In re CJK, that's already a FAQ: http://www.unicode.org/faq/han_cjk.html#16.
The short version is: if all you want to do is to draw something, then yes,
making up new hanzi on the fly is a solvable problem. If you want to do
anything that deals with the *content* (lexical analysis, sorting,
text-to-speech), it's an incredibly difficult problem.
And, actually, there's already a way to insert nonstandard hanzi into text
(well, two, if you count the Ideographic Variation Indicator), namely
Ideographic Description Sequences. They're clumsy and awkward, but they do
make it possible to exchange text with unencoded hanzi in a vaguely standard
fashion.
And yes, Unicode is very complicated, but that's because of the problem it's
intended to solve. If all you're interested in is drawing text in a couple of
common scripts, such as Latin and Japanese, then you really don't need Unicode
with all of its complexity.
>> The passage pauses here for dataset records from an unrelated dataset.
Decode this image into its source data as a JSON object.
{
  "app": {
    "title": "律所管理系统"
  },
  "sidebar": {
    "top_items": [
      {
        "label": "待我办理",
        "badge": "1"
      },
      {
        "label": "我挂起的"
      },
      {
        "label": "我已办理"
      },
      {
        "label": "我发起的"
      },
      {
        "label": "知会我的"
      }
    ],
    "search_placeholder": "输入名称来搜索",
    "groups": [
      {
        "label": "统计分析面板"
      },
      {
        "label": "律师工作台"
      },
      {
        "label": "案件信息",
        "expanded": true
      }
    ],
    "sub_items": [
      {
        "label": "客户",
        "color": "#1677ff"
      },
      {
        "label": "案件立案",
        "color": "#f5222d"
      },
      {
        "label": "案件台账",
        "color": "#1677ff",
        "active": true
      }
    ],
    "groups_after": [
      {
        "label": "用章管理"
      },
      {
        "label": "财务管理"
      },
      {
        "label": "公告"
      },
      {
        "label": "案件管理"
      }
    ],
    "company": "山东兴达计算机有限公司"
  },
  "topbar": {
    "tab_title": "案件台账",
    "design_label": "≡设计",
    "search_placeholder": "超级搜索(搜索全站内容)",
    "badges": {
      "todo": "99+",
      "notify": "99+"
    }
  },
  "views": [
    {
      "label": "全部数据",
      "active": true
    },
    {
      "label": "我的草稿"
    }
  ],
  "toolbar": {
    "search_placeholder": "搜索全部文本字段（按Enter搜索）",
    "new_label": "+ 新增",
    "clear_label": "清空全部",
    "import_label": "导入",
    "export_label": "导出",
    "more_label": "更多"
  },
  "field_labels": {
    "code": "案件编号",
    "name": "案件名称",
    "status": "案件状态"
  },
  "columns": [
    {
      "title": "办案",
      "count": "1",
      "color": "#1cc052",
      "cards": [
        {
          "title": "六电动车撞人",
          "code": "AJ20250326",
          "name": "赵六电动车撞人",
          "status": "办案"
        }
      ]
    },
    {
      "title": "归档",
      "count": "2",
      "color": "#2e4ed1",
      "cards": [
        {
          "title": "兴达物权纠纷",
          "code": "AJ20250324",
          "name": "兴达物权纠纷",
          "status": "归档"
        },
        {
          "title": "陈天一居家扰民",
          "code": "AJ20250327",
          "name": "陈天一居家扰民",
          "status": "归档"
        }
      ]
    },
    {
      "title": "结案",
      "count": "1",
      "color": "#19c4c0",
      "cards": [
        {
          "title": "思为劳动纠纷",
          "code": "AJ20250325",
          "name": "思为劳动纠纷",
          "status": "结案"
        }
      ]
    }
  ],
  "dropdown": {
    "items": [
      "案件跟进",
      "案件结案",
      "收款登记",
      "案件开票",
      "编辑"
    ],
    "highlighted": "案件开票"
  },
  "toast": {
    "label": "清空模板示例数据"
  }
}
Unicode is trying to provide a basis for handling
all aspects of plain text processing for all the languages of the world in a
single application.
Just go to Wikipedia and look down the long list of different languages that a
popular subject has articles in. *That* is what Unicode is trying to provide.
It's very tough to implement, but fortunately on all the major platforms, there
are libraries that make it unnecessary for you to do all the work yourself.
QSJN 4 UKR 於 2011年9月20日 下午9:01 寫道:
Yes, i had written 'egyptian hieroglyphs' but how about banal CJK? We
still have no way to insert nonstandard ideogramme into text. Isn't it
a simple task? There are just 20 basic strokes :) ok, 500 basic
symbols. Or 20? However we can't combine it together :( !
Unicode is to complex standard. I even don't know how many properties
have one character (did you know about unicode-coloured characters? -
there was somewhere that my theme in this list), how can i know how my
application has to render 'plain' text with bidi, noncanonicordered
diacritics, and korean script. Right, i don't know that. And my
application render it in my way, some else in another (a_a / aa_ -
double comb. char., sure you seen that), so we have no standard at
all.
Off course, i can learn this complex standard, but what for? Most of
them i never use.
There must be a simpler system, not so many aprior data for it work.
2011/9/13, John H. Jenkins jenk...@apple.com:
QSJN 4 UKR 於 2011年9月12日 下午9:06 寫道:
I know it is sacred cow, but let me just ask, how do you people think.
Is it good or bad that the codepoint means all about character: what,
where, how... (see theme)? Maybe have we separate graph control
codes - wellnt have many problems, from banal ltr (( rtl instead ltr
(rtl) to placing one tilde above 3, 4, anymore letters, or egyptian
hierogliphs in rows'n'cols. Conceptually, I mean! Each letter in text
is at least two codepoints (what and where) in file. Is it stupid?
Trying to render the text we anyway must generate this data.
It's not really a sacred cow per se, but it is a fundamental architectural
decision which would be pretty much impossible to revisit now.
Almost all writing is done using a small set of script-specific rules which
are pretty straightforward. English, for example, is laid out in horizontal
lines running left-to-right and arranged top-to-bottom of the writing
surface. East Asian languages were traditionally laid out in vertical lines
running from top-to-bottom and arranged right-to-left on the writing
surface.
Because some scripts are right-to-left and ltr and rtl text can be freely
intermingled on a single line, Unicode provides plain-text directionality
controls. The preference, however, is to use higher-level protocols where
possible.
As for the scripts which are inherently two-dimensional (using
hieroglyphics, mathematics, and music), it's almost impossible to provide
plain text support for them. There is too much dependence on additional
information such as the specifics of font and point size. Because of this,
the UTC decided long ago that layout for such scripts absolutely must be
done using a higher-level protocol to handle all the details.
There are occasionally suggestions that positioning controls be added to
plain text in Unicode, but so far the UTC has felt that the benefits are too
marginal to overcome its reasons for having left them out in the first
place.
=
Hoani H. Tinikini
John H. Jenkins
jenk...@apple.com
=
John H. Jenkins
jenk...@apple.com